Wo ich allerdings interventieren muss: Die Tiere heißen Kaninchen! :P (Ich bin da großer Fan von, habe so einige davon als meine persönliche kleine Rebellion gegen die Fleischindustrie) ;)
[re:3] starship am 22.10. 10:38
+1 -
@ckahle: Yep, sind wir. Ok, Kaninchen... ich bin auf'm Dorf aufgewachsen, bei uns hießen die halt so. ;-)

Schönes Wochenende. :-)
[re:2] Fanta4all am 22.10. 08:11
+ -
@starship: Irgendwo muss ja der Grund liegen, warum es günstiger ist, die Anlagen nach der Förderung wieder still zu legen oder gar wieder abzubauen. Instandhaltung ist wohl teurer als erzeugter Strom, trotz abbezahlter Anlagen.

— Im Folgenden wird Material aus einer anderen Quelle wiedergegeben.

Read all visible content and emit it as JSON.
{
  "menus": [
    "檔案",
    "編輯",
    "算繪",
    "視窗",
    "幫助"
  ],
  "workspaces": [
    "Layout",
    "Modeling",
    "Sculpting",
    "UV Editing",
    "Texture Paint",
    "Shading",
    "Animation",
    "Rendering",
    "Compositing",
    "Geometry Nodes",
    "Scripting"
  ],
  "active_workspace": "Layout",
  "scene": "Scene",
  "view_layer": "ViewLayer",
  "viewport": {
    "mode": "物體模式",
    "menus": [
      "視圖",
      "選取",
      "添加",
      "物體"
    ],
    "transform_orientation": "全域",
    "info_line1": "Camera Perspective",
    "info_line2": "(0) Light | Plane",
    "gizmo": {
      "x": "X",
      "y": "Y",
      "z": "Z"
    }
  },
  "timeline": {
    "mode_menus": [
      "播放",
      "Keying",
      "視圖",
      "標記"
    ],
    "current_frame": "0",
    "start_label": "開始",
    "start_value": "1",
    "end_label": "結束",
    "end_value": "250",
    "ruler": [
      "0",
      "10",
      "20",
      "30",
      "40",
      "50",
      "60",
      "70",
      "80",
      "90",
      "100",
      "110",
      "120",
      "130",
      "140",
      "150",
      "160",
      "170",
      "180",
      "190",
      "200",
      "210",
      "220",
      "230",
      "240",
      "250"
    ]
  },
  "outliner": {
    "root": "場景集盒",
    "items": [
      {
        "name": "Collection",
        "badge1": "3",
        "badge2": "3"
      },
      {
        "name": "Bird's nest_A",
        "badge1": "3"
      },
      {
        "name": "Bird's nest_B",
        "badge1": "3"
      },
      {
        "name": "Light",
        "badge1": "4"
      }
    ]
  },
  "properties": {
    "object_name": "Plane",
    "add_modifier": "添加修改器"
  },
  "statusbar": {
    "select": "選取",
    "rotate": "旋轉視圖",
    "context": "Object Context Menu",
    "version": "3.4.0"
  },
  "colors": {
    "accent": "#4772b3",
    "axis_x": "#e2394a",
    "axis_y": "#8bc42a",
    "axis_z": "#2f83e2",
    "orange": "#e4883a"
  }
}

[o5] uli504 am 21.10. 08:13
+2 -
Sinnvoll wäre es, die Abschaltung der Atomkraftwerke auszusetzen. Alle Länder bauen neue Atomkraftwerke, nur Deutschland schaltet ab! Bisher hat uns der Ausbau der "erneuerbaren Energie", die ja beträchtlichen Schwankungen unterliegt, nur die weltweit höchsten Strompreise gebracht. Wegen mangelnder Speicher muss auch noch für ein Zuviel bei entsprechender Wetterlage bezahlt werden, damit das Netz stabil bleibt! Davon ist in dem sehr einseitigen Artikel keine Rede!!!
[re:1] Link am 21.10. 09:46
+ -
@uli504: Nein, auch Schweden schaltet AKWs ab und kauft Strom u.a. aus deutschen und polnischen (Braun)Kohlekraftwerken. Sicherlich sehr sinnvoll fürs Klima.

https://www.tagesschau.de/wirtschaft/schweden-winter-kaelte-stromknappheit-101.html
[re:2] ckahle am 21.10. 11:10
+ -
@uli504: Moment...du meinst also, dass die mit Abstand teuerste Form der Energieerzeugung (Kernkraft) uns niedrigere Strompreise bringen würde? Und Speicher werden schon gebaut, wenn die Rahmenbedingungen endlich stimmen, keine Sorge, das passiert ja jetzt schon.